Makerere University To Launch New Centre

Makerere University is set to launch the Environment for Development Initiative (EfD-Mak) Centre, the first of its kind in the country.

The EfD-Mak is a new Center at Makerere University established in Hanoi, Vietnam in 2018.

The Centre will be launched on 29th August 2019 at the Makerere University Main Campus where the Vice Chancellor, Prof. Barnabas Nawangwe will preside over as Chief Guest.

Representatives from the World Bank, EfD Kenya, Uganda Government Ministries and agencies are scheduled to grace the occasion.

The university now joins a global network of environmental economics research centers to contribute to effective management of the environment in the global South through applied research, institutional development, academic training and policy interaction.

EfD has 15 centers across the world sponsored by the Swedish International Development Cooperation Agency (Sida), coordinated by the EfD Secretariat, a special Unit at the School of Business, Economics and Law, University of Gothenburg, Sweden.
EfD-Mak Centre started its full operations in the financial year 2019/2020 and it is managed by two colleges – College of Business and Management Sciences (CoBAMS) and the College of Agricultural and Environmental Sciences (CAES).

The Centre is headed by Assoc. Prof. Edward Bbaale from CoBAM’s School of Economics, deputized by Prof. Johnny Mugisha, from CAES’ School of Agricultural Sciences.

The Centre’s vision is to become a hub for quality training, research and policy engagement in environmental economics and development in the Africa region and beyond.

The mission of the EfD-Mak Centre is to provide high quality policy-relevant research, graduate training support, policy engagement and outreach in the realm of environment and development economics in order to enhance sound environmental management and natural resource utilization for sustainable development.

The Centre will work with relevant government departments, the private sector, development partners and civil society to drive research and policy action that are underpinned by issues regarding environmental management and sustainable development.

The Center’s teaching, research, technical support and policy engagement targets the development of skills in priority areas including climate change, energy, food, forests, water, fisheries, agriculture and sustainable development.

The main activities to be undertaken by the Centre include; Enrolling Junior and Senior Research Fellows and conducting training and research in environmental economics; Establishing local and international research and policy networks with collaborating research institutions and policy makers in Government Ministries, Departments and Agencies as well as monitoring and evaluating the performance of the individual researchers.

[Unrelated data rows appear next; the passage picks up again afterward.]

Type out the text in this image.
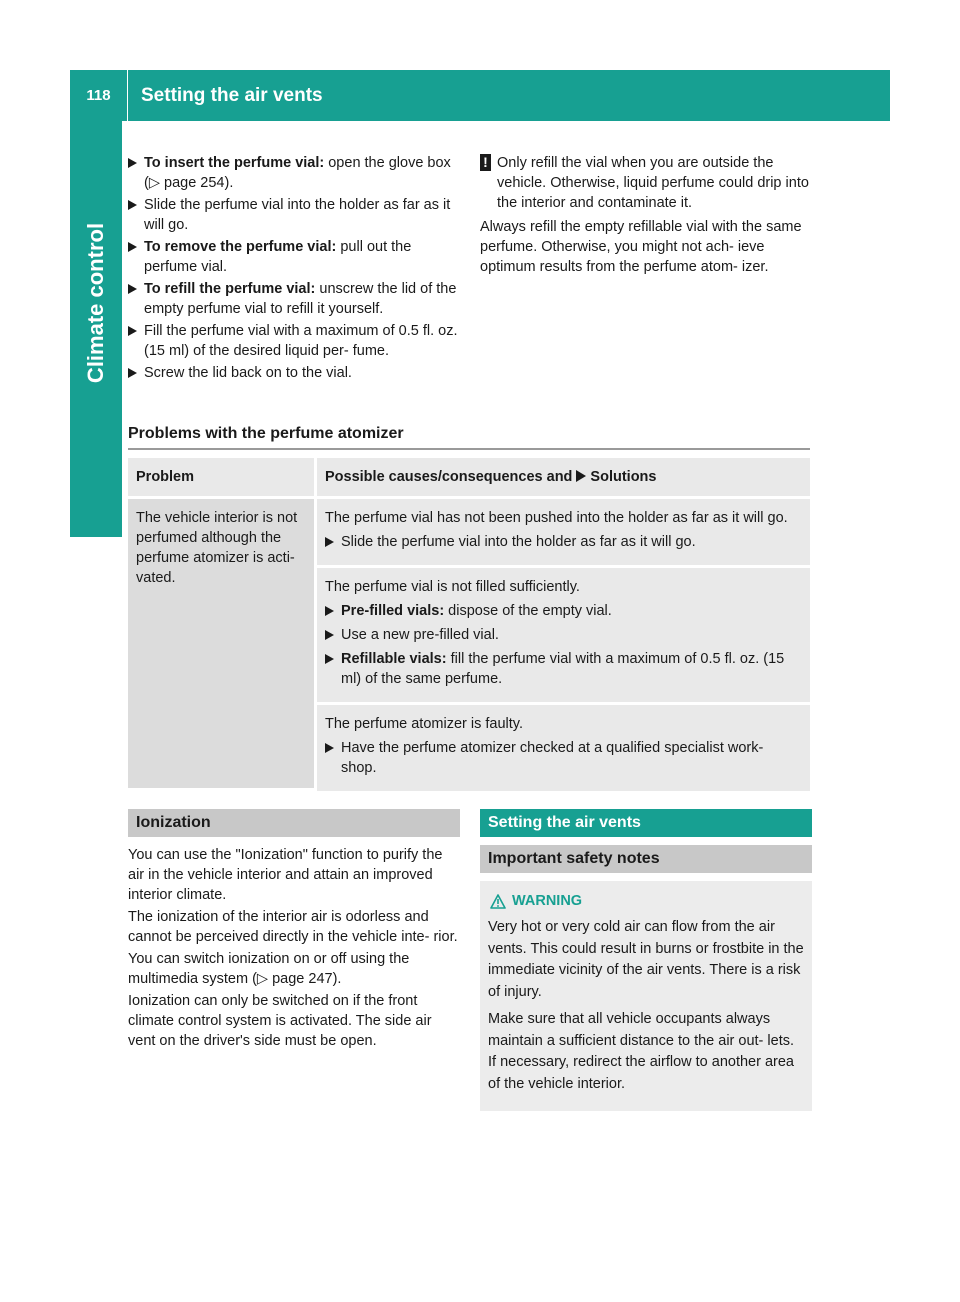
118	Setting the air vents
Climate control
To insert the perfume vial: open the glove box (▷ page 254).
Slide the perfume vial into the holder as far as it will go.
To remove the perfume vial: pull out the perfume vial.
To refill the perfume vial: unscrew the lid of the empty perfume vial to refill it yourself.
Fill the perfume vial with a maximum of 0.5 fl. oz. (15 ml) of the desired liquid per- fume.
Screw the lid back on to the vial.
! Only refill the vial when you are outside the vehicle. Otherwise, liquid perfume could drip into the interior and contaminate it.

Always refill the empty refillable vial with the same perfume. Otherwise, you might not ach- ieve optimum results from the perfume atom- izer.

Problems with the perfume atomizer
Problem	Possible causes/consequences and Solutions
The vehicle interior is not perfumed although the perfume atomizer is acti- vated.	The perfume vial has not been pushed into the holder as far as it will go.
Slide the perfume vial into the holder as far as it will go.

	The perfume vial is not filled sufficiently.
Pre-filled vials: dispose of the empty vial.
Use a new pre-filled vial.
Refillable vials: fill the perfume vial with a maximum of 0.5 fl. oz. (15 ml) of the same perfume.

	The perfume atomizer is faulty.
Have the perfume atomizer checked at a qualified specialist work- shop.
Ionization

You can use the "Ionization" function to purify the air in the vehicle interior and attain an improved interior climate.

The ionization of the interior air is odorless and cannot be perceived directly in the vehicle inte- rior.

You can switch ionization on or off using the multimedia system (▷ page 247).

Ionization can only be switched on if the front climate control system is activated. The side air vent on the driver's side must be open.

Setting the air vents
Important safety notes
WARNING

Very hot or very cold air can flow from the air vents. This could result in burns or frostbite in the immediate vicinity of the air vents. There is a risk of injury.

Make sure that all vehicle occupants always maintain a sufficient distance to the air out- lets. If necessary, redirect the airflow to another area of the vehicle interior.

The other activity is organizing international conferences, seminar series and meetings for Senior and Junior Research Fellows, academics, researchers and policy makers and Training researchers and staff in rigorous environmental policy analysis and frontier methodological approaches to environmental questions.

High-level policy dialogues with policy makers, private sector actors, non-government organizations, academia and civil society organizations will also be held by the center to exchange ideas and debate on the status, impact and direction of environmental policy in the country.

To enable relevant policy makers and government officials better appreciate environmental economics and mainstream environmental policy in their daily work, EfD-Mak Centre will conduct short courses and develop policy briefs out of every technical research for sharing.

The Centre will also organize policy tours, policy research workshops and fieldwork in the four regions of the country to bring on board environmental policy makers in government, environmental activists in the private sector and civil society organizations.

In addition, the EfD-Mak center will be conducting policy-research review dialogue and fieldwork in different government Ministries, Departments and Agencies as well as the private sector and civil society organizations to identify the policy gaps that need to be closed through empirical research and to bridge the gap between research and policy.